Religious leaders oppose Ga. gun law in full-page newspaper ad
At least a dozen Baptists joined other interfaith leaders opposing the law which would lift restrictions on guns in churches.
By Robert Dilday
Nearly 200 interfaith religious leaders — including at least a dozen Baptists — took out a full-page ad in the Atlanta Journal-Constitution Feb. 26 to oppose a bill in the Georgia legislature which would lift restrictions on guns in houses of worship and bars.
The ad appears about three weeks after a public affairs representative for the Georgia Baptist Convention testified in the state’s General Assembly on behalf of House Bill 875, which also would make it no longer a crime for licensed gun owners to carry firearms on college campuses. The House passed the bill 119-56 on Feb. 18, but it is under review in the Senate.

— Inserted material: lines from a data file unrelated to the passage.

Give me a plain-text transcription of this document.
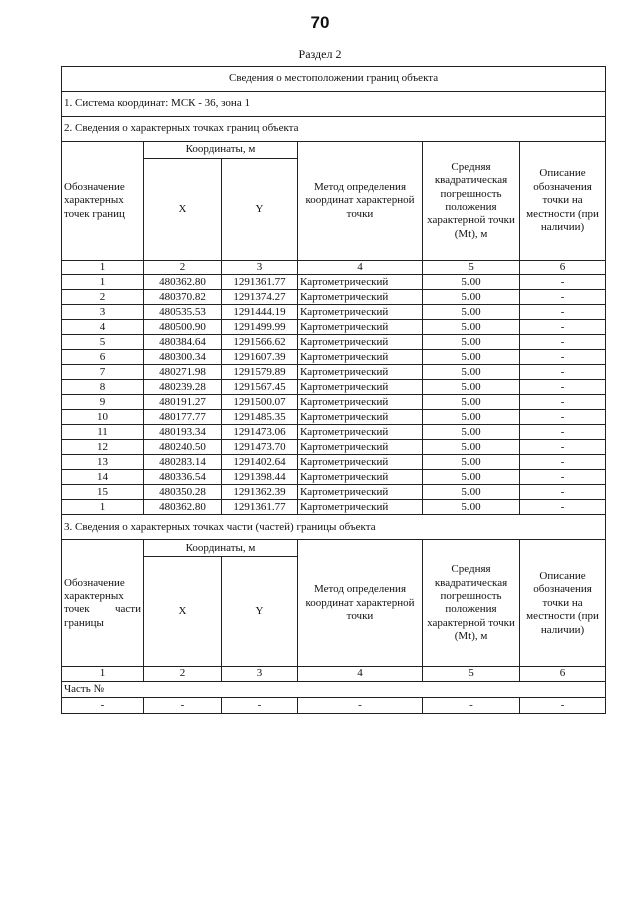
70
Раздел 2
Сведения о местоположении границ объекта					
1. Система координат: МСК - 36, зона 1					
2. Сведения о характерных точках границ объекта					
Обозначение характерных точек границ	Координаты, м		Метод определения координат характерной точки	Средняя квадратическая погрешность положения характерной точки (Mt), м	Описание обозначения точки на местности (при наличии)
	X	Y			
1	2	3	4	5	6
1	480362.80	1291361.77	Картометрический	5.00	-
2	480370.82	1291374.27	Картометрический	5.00	-
3	480535.53	1291444.19	Картометрический	5.00	-
4	480500.90	1291499.99	Картометрический	5.00	-
5	480384.64	1291566.62	Картометрический	5.00	-
6	480300.34	1291607.39	Картометрический	5.00	-
7	480271.98	1291579.89	Картометрический	5.00	-
8	480239.28	1291567.45	Картометрический	5.00	-
9	480191.27	1291500.07	Картометрический	5.00	-
10	480177.77	1291485.35	Картометрический	5.00	-
11	480193.34	1291473.06	Картометрический	5.00	-
12	480240.50	1291473.70	Картометрический	5.00	-
13	480283.14	1291402.64	Картометрический	5.00	-
14	480336.54	1291398.44	Картометрический	5.00	-
15	480350.28	1291362.39	Картометрический	5.00	-
1	480362.80	1291361.77	Картометрический	5.00	-
3. Сведения о характерных точках части (частей) границы объекта					
Обозначение характерных точек части границы	Координаты, м		Метод определения координат характерной точки	Средняя квадратическая погрешность положения характерной точки (Mt), м	Описание обозначения точки на местности (при наличии)
	X	Y			
1	2	3	4	5	6
Часть №					
-	-	-	-	-	-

“We can no longer be silent about gun violence in our state,” 185 religious leaders said in the newspaper ad. “We will oppose political decisions driven by fear that promote the notion that the answer to gun violence is more guns. As citizens of Georgia and as leaders of faith communities we oppose House Bill 875 and any legislation that would allow more guns in more places in our state.”
Greg Smith, pastor of Scott Boulevard Baptist Church in Decatur, Ga., and a signatory, said “at least a dozen” Baptist leaders signed the statement. Most of them are in the Atlanta area, though some live in other parts of Georgia, he added.
“This was a grassroots movement among pastors,” Smith said.
Other signatories are Dock Hollingsworth, pastor of Second-Ponce de Leon Baptist Church in Atlanta; Greg DeLoach, pastor of First Baptist Church in Augusta, Ga.; James Lamkin, pastor of Northside Drive Baptist Church in Atlanta; Julie Pennington-Russell, pastor of First Baptist Church in Decatur; and Raphael Warnock, pastor of Ebenezer Baptist Church in Atlanta.
“Through our faith, we have a vision for human community that is built on solidarity and trust, not fear and terror,” the ad says. “We hope and work for the day when neighborhoods and communities all across our state will be places where human life is valued and celebrated, not tragically ended by gun violence. In this hope, we are encouraging all people of faith to become informed and active in preventing gun violence in Georgia. We pray for moral clarity and courage as we seek to build peace and good will among the human family. We commit ourselves to praying and working for public policies that promote the flourishing of our communities and our congregations in safety and peace.”